Ex-Met Police chief says Martin Bashir would have been questioned over Diana interview if they had all the evidence
Princess Diana was 36 when she was killed in a car crash in Paris on August 31, 1997
A former Metropolitan Police commissioner has said Martin Bashir would have “definitely” been interviewed, probably under caution, over his controversial interview with Princess Diana.
Diana was 36 when she was killed in a car crash in Paris on August 31, 1997 and her death has continued to attract conspiracy theories over the decades.
And the leader of the Met Police's inquiry into Diana's death, Lord John Stevens, said journalist Mr Bashir would have been questioned under caution over his interview with the Princess if they had all the information that is available now.
An inquiry led by Lord Dyson found the BBC had covered up Mr Bashir’s “deceitful behaviour” and “fell short of high standards of integrity and transparency.”
The journalist was found to be in “serious breach” of the BBC’s producer guidelines when he faked bank statements and showed them to Earl Spencer, Diana’s brother, to gain access to her for a panorama interview in 1995, the report said.
Speaking on GB News’ Dan Wootton Tonight, Lord Stevens said: “If we'd known what we know now, we would have definitely interviewed Martin Bashir, probably under caution as it happened.
“But at that stage we didn’t know what he’d been involved in, it only came from Earl Spencer that he had tricked her into saying things, he had produced documents which were forgeries which had obviously had an effect on her state of mind.
“And that state of mind was made more vulnerable, more paranoic by his actions.”
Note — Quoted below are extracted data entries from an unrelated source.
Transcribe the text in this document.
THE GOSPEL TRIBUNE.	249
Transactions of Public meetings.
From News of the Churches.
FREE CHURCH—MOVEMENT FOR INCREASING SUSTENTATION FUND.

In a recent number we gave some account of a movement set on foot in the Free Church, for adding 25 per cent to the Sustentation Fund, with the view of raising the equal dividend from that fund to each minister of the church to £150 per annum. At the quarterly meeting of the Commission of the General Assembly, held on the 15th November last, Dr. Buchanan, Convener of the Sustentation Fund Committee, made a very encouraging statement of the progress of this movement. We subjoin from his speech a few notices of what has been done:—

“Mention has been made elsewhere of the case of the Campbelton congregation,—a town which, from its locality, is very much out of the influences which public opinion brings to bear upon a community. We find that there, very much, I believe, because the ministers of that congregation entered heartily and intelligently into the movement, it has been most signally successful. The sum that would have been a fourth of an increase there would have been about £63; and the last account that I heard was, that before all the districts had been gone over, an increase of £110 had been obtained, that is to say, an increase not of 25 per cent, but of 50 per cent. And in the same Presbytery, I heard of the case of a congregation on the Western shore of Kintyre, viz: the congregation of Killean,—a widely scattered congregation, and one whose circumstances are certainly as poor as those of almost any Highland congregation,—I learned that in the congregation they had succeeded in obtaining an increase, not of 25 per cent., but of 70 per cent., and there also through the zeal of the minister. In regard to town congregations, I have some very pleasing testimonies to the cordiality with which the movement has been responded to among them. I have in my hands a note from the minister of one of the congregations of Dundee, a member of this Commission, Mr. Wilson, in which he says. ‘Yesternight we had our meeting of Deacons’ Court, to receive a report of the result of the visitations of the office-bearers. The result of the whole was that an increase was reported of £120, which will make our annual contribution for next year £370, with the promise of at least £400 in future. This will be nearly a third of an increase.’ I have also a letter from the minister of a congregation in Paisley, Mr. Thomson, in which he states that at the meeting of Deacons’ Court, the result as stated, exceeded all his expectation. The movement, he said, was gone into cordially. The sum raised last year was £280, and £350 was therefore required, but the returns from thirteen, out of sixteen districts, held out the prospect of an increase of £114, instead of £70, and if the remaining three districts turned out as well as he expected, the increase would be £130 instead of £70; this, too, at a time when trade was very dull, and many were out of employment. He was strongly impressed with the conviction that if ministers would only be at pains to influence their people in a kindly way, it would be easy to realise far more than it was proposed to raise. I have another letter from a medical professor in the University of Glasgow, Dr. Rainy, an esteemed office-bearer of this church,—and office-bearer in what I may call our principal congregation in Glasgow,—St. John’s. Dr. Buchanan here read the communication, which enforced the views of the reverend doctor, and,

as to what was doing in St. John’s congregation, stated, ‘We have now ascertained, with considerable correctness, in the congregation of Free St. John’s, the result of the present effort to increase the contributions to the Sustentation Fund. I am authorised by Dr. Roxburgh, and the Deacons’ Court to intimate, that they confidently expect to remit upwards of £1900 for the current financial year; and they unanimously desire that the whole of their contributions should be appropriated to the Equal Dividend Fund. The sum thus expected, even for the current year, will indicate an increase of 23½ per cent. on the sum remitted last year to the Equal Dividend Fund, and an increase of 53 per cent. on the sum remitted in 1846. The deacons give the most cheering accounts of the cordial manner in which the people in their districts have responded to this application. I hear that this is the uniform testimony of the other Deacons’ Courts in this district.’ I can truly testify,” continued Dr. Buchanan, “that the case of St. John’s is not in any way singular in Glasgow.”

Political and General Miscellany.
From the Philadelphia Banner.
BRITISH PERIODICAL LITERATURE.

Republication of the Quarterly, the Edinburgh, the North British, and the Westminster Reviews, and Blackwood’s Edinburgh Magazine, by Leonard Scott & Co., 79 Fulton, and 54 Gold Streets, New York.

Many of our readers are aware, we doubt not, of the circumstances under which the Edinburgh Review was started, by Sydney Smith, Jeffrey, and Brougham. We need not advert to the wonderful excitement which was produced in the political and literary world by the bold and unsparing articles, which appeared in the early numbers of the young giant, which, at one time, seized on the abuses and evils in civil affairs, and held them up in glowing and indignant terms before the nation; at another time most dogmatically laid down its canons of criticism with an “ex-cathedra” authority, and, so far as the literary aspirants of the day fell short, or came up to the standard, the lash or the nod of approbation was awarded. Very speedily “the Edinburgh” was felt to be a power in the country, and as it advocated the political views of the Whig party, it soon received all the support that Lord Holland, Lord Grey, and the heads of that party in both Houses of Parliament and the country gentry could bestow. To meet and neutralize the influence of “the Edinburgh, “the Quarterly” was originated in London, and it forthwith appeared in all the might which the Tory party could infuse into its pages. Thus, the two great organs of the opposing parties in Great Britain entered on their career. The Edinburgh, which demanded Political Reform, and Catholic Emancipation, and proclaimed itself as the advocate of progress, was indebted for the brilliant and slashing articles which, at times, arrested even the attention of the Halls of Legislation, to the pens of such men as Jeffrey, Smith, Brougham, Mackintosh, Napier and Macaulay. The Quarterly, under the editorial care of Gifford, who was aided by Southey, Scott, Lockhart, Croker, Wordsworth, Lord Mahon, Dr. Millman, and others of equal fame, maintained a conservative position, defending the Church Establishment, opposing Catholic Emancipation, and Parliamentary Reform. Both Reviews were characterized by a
BBC director-general Tim Davie said earlier this year: “Now we know about the shocking way that the interview was obtained, I have decided that the BBC will never show the programme again; nor will we license it in whole or part to other broadcasters.
“It does of course remain part of the historical record and there may be occasions in the future when it will be justified for the BBC to use short extracts for journalistic purposes, but these will be few and far between and will need to be agreed at executive committee level and set in the full context of what we now know about the way the interview was obtained.
“I would urge others to exercise similar restraint.”
Responding to Lord Dyson's inquiry, Mr Bashir said: “This is the second time that I have willingly fully co-operated with an investigation into events more than 25 years ago.
“I apologised then, and I do so again now, over the fact that I asked for bank statements to be mocked up.
“It was a stupid thing to do and was an action I deeply regret. But I absolutely stand by the evidence I gave a quarter of a century ago and again more recently.”
Scotland Yard said last year that it would not launch a criminal investigation into Mr Bashir's interview with Diana.